Alimentados en su propia idolatría, aplaudieron a la primera línea en el pleno del estallido social y en ocasiones validaron la violencia como método de herramienta social “¿Cómo quieren que no lo quememos todo?”, llegó a decir la diputada que hoy se ve involucrada en el caso convenios, caso presunto de corrupción. Esa generación tampoco dudó en sepultar a sus padres, atacando y condenando a la generación anterior y despreciando los 30 años. Quien diría que, hoy en día, lograron todo lo contrario en una gran mayoría de Chile: que se valore lo obrado por la generación que los antecedió y que exista un regreso nostálgico al deseo de los tiempos de la moderación, la seguridad y las certezas.
El caso democracia viva dejó al gobierno en su línea de flotación y sepultó el último bastión que les quedaba como coalición: la superioridad moral.
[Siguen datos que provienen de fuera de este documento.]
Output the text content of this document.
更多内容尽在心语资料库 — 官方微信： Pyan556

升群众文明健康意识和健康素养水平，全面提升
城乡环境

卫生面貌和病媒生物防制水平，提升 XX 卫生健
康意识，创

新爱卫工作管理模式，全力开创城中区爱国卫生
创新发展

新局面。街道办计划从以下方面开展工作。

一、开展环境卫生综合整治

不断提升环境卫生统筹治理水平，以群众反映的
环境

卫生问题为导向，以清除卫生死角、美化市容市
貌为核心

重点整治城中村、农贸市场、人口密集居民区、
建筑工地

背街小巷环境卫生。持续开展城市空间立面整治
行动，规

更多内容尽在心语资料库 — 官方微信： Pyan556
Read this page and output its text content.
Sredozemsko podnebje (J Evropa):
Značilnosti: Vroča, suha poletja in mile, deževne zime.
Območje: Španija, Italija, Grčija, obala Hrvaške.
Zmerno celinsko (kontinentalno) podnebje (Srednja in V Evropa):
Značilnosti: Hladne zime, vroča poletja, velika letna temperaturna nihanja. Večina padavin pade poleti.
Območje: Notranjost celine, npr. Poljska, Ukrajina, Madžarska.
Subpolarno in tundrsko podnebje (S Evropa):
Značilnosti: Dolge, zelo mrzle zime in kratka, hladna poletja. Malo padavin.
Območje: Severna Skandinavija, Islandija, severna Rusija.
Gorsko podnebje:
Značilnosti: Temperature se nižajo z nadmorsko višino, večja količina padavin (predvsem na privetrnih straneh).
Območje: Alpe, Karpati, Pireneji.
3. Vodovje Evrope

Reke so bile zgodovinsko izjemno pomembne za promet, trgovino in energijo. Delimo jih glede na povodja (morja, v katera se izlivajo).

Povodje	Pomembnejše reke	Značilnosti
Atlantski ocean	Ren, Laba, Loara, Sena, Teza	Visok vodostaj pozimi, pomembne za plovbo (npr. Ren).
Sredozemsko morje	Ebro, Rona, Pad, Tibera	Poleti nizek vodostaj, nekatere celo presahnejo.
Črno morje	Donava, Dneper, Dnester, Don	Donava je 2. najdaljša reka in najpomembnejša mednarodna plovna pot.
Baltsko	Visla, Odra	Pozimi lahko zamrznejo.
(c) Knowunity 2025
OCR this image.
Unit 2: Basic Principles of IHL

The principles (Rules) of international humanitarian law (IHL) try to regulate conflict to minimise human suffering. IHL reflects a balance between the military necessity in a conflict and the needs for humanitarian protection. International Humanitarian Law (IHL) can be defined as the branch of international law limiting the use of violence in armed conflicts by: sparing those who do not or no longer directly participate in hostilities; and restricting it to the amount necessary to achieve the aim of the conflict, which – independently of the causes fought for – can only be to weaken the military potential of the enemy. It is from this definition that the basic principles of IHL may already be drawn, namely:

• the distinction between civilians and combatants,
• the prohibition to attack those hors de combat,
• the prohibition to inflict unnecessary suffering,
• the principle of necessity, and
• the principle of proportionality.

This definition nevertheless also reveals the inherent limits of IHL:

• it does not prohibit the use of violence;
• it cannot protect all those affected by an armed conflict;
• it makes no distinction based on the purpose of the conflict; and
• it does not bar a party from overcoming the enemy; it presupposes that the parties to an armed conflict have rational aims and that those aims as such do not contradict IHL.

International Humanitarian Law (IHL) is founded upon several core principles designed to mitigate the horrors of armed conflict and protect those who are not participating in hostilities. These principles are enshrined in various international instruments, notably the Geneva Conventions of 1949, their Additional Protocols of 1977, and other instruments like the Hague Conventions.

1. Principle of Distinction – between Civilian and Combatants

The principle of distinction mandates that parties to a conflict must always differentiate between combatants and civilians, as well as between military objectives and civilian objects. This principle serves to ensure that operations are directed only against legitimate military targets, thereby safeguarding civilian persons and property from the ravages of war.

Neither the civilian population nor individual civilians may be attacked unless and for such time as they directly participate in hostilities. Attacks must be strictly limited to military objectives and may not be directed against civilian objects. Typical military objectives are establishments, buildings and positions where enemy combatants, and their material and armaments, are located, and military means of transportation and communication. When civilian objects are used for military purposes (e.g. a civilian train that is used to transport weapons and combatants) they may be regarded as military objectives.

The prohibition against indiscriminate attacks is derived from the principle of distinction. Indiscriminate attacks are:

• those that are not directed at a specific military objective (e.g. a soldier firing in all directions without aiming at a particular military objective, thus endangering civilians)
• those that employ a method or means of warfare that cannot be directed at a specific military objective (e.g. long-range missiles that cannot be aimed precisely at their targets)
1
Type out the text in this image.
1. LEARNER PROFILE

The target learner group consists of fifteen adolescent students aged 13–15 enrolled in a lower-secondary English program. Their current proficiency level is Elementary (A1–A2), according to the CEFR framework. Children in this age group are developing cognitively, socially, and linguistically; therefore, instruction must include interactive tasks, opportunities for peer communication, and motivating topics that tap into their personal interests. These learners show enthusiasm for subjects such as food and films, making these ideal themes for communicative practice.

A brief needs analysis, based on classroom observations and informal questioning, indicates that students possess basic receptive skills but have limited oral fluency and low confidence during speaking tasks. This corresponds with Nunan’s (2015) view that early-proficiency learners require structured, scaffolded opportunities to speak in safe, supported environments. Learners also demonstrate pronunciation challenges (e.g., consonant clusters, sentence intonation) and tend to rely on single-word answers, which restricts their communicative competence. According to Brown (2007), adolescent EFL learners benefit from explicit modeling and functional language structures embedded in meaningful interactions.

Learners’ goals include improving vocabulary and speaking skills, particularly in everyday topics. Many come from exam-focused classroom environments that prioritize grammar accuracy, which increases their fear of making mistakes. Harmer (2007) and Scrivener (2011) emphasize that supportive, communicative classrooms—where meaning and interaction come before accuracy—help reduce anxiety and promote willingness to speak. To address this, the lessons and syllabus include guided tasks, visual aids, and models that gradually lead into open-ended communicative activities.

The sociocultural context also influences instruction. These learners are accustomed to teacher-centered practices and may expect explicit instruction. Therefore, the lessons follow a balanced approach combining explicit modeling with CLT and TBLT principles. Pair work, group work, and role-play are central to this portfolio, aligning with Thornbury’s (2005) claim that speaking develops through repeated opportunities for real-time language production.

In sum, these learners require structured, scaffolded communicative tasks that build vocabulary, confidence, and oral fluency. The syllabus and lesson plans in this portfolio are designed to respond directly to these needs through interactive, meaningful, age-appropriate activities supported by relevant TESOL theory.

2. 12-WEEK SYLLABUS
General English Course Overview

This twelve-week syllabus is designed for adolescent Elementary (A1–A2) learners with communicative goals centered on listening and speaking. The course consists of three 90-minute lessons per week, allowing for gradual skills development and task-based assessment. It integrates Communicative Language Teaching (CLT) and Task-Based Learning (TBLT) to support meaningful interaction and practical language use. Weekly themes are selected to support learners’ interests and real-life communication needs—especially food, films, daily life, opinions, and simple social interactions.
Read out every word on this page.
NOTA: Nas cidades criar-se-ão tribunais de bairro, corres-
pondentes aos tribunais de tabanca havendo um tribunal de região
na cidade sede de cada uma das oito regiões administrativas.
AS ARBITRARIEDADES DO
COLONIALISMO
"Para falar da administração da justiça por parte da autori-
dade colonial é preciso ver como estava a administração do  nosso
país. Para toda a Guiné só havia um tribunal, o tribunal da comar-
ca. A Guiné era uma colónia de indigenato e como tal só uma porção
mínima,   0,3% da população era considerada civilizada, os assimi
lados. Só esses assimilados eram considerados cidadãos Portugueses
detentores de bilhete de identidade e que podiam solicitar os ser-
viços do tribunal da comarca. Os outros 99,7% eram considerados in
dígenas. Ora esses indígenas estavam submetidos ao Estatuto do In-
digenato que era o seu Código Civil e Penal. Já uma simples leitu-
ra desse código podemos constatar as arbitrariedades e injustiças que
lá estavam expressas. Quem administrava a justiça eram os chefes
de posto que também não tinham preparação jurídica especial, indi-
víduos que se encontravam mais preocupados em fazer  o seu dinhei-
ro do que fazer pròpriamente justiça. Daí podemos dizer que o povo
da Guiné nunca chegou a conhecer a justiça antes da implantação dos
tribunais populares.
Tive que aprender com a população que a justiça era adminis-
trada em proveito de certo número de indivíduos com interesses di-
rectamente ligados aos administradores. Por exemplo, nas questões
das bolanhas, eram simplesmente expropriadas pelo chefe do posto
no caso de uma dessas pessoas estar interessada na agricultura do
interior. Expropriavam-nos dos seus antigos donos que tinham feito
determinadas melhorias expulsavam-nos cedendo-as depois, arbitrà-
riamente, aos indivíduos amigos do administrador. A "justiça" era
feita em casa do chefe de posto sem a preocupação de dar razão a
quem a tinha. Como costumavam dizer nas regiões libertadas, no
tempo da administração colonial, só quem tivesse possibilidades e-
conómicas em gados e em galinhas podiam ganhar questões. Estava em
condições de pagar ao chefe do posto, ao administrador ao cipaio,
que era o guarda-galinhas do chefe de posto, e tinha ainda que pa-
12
La resaca de esa borrachera del poder ha sido muy fuerte para quienes hicieron de la ética su mayor instrumento político. No hay que olvidar que, en primera instancia, miembros de la coalición oficialista calificaron el hecho como un error, como una falta de criterio, usando un lenguaje político que buscaba magullar el buen trabajo de un medio de comunicación regional que destapó el caso. Lenguaje político inicial que ejecutaron para relativizar y seguir defendiendo el concepto de una generación distinta. Esto va mucho más allá de una arista penal, el daño a la institucionalidad política no es menor: pasar del bochorno de una generación del financiamiento ilegal de la política a una generación entre amigos y del trato directo.
¿Qué legado están dejando quienes dijeron que iban a cambiar la política? El fin de la superioridad moral.
El gobierno va a tener que cambiar su forma de tramitar sus reformas prioritarias, si aún estima la necesidad de llevarlas a cabo. ¿Qué espacio queda, después de democracia viva, para una reforma tributaria? ¿Con qué espacio van a seguir utilizando la excusa o condicionando todo a la reforma tributaria? Ningún espacio de negociación para el ministro de Hacienda Mario Marcel mientras no se aclare el uso de recursos públicos. Será un camino difícil para el ejecutivo hacer cumplir las últimas promesas de la cuenta pública, ya con una lista de incumplidos corriendo. Para llevar adelante sus reformas van a tener que ceder, conversar y lograr acuerdos. De lo contrario, el máximo legado que van a seguir pavimentando es que el año 2026 le van a entregar el gobierno en bandeja a la Ultraderecha en Chile, ni siquiera a la derecha convencional.